Join the SDF Public Access UNIX System today!
(Score: 5, Informative) by Knowledge Troll on Monday May 21 2018, @11:59PM (1 child)
That's not true. PKCS#1 does not require the user to pass all the data into the smartcard - it will do something like sign a digest or perform a single RSA decryption. RSA is too slow to use in the general case anyway, even with our modern CPUs, so TLS is based around using RSA operations only at the start and normal symmetric cipher operations after. PKCS#1 has nothing to do with a symmetric cipher.
The bottleneck would come in connection establishment and SSL negotiation - that's where work on the cert and private key happens. After that the CPU takes the load for symmetric encryption.
(Score: 2) by Fnord666 on Tuesday May 22 2018, @12:13PM
You are correct. An actual HSM such as the YubiHSM2 is much closer to a proper solution although I highly doubt it has been audited or meets PCI-HSM [pcisecuritystandards.org] certification requirements.

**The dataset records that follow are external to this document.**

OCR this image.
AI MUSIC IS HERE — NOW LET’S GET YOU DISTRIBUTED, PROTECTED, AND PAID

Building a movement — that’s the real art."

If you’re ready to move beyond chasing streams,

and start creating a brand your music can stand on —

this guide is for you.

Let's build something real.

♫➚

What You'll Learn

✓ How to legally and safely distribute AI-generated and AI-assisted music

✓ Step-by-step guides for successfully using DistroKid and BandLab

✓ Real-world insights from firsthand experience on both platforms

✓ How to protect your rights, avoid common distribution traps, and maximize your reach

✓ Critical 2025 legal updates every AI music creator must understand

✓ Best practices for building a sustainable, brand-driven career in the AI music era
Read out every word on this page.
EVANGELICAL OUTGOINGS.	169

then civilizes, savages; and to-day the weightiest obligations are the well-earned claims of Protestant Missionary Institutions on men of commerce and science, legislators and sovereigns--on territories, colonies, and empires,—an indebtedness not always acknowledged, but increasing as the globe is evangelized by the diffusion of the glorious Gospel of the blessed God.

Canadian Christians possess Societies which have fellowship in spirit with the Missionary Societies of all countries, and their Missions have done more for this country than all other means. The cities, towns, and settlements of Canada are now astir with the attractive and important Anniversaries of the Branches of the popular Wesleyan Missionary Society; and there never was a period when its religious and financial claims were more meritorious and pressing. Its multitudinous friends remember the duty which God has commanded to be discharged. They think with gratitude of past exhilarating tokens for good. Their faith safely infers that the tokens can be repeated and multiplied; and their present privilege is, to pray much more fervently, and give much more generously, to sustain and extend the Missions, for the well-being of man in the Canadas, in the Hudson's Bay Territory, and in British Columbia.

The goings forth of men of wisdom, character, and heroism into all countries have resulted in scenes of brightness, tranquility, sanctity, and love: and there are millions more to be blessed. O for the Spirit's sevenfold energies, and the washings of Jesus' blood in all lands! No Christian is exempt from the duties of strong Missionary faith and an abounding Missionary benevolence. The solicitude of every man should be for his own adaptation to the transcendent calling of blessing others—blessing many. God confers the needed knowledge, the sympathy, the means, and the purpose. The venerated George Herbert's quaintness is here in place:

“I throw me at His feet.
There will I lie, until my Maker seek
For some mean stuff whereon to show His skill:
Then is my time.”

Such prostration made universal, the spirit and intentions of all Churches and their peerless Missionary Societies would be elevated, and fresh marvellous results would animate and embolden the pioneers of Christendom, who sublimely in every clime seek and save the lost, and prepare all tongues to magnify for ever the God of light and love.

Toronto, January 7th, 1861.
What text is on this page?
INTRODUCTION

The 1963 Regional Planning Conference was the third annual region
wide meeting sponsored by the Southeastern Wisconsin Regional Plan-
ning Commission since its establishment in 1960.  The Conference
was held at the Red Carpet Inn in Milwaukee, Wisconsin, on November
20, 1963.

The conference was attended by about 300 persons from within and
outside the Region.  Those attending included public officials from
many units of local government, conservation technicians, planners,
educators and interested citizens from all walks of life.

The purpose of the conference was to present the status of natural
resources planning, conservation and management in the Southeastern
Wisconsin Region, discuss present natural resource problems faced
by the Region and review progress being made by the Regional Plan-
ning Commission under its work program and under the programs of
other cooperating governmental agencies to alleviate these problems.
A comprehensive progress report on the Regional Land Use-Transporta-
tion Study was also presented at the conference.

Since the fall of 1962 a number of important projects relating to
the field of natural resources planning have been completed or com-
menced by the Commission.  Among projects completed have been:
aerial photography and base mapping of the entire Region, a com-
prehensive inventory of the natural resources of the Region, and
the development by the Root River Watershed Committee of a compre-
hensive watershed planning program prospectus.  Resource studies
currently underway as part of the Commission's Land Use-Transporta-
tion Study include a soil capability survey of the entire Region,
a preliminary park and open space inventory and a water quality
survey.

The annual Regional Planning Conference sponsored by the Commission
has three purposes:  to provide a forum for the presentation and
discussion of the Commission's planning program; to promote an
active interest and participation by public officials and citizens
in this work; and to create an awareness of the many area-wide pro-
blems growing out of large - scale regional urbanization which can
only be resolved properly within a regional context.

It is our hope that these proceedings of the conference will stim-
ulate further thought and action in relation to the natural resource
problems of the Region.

It also adds an order of magnitude to the cost ($650 US v. $50 US) and probably puts it out of most people's "cool hack, I want to try that this weekend" budget.
In the end this was a cool hack that has a somewhat low cost to replicate but should not be used in any sort of production environment.
(Score: 3, Insightful) by ElizabethGreene on Tuesday May 22 2018, @02:09PM (3 children)
If you didn't need to move the certificate from one system to another then generating it from and storing it in the TPM may be a better option. That's one of the things it's built to do.
(Score: 2) by fraxinus-tree on Tuesday May 22 2018, @03:11PM (1 child)
The point is, you cannot move the private key out of TPM even if you want.
(Score: 2) by ElizabethGreene on Wednesday May 23 2018, @07:15PM
Affirmative. You ask the TPM to encrypt or decrypt things, you don't ask it for the key. It's a nifty piece of kit.
I'd be remiss here if I didn't caveat that with a *.
* That is so long as the TPM manufacturer did their job competently. There has been at least one flaw found in a TPM implementation.
>> https://portal.msrc.microsoft.com/en-us/security-guidance/advisory/ADV170012 [microsoft.com]
(Score: 2) by ElizabethGreene on Wednesday May 23 2018, @07:23PM
On a related note, the last time I looked TPM support was orphaned and possibly broken in OpenSSL on Linux. Any volunteers want to take that on?